Economic Aspects of Authorized and Unauthorized Immigration, Dorrit Marks
Relationship between immigration and wages is not clear cut because it cannot be reduced to a simple one to one relationship. Wages depend on the supply of capital creating new jobs as well as the supply of labor. A greater supply of immigrant workers and the resultant cheaper cost of labor increases the return to employers who, in turn, use profits for further investment. The latter may create more jobs.
Quotation from The Economist: ...immigration, in the long run, has had only a small negative effect on the pay of Americas least skilled and even that is arguable.
Costs and benefits: Immigrants have a small impact on public sector budgets. They mainly contribute to the economy through the taxes that they pay. Thus immigration has been net economic benefit nationally. But this isnt necessarily the case at the local level.

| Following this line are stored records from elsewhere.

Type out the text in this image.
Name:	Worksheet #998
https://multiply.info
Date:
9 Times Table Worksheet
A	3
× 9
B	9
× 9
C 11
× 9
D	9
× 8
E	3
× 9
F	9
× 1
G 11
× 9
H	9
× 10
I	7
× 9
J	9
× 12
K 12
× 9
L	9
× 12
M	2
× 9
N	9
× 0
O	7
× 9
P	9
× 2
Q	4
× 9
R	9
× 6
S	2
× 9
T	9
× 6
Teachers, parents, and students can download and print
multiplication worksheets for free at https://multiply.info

Immigrants have filled half of the new jobs created over the past decade. They filled more than half of such jobs in the Midwest and Southwest.
Unauthorized immigration: The number of unauthorized immigrants currently in the US is 10 to 12 million persons. This equals about one third of the foreign born population. Growth of this number is estimated to be about 500,000 per year.
This number believed to be a response to economic demand for unskilled labor and also the difficulty of immigrating legally.
Mexican workers tend to fill the unskilled jobs. During the 1990s the US workforce absorbed 2.9 million Mexican workers.
Immigrants make a large contribution in high skilled occupations in the US. They were 8% of the 25 year old or older skilled workforce in the US in 1990 and 15% in 2004.
Over the last four years skilled immigrants have founded 25% of the new US public companies that received venture capital. Nearly half of this number came as students.
Demographers expect to see high immigration levels for both skilled and unskilled in the coming years.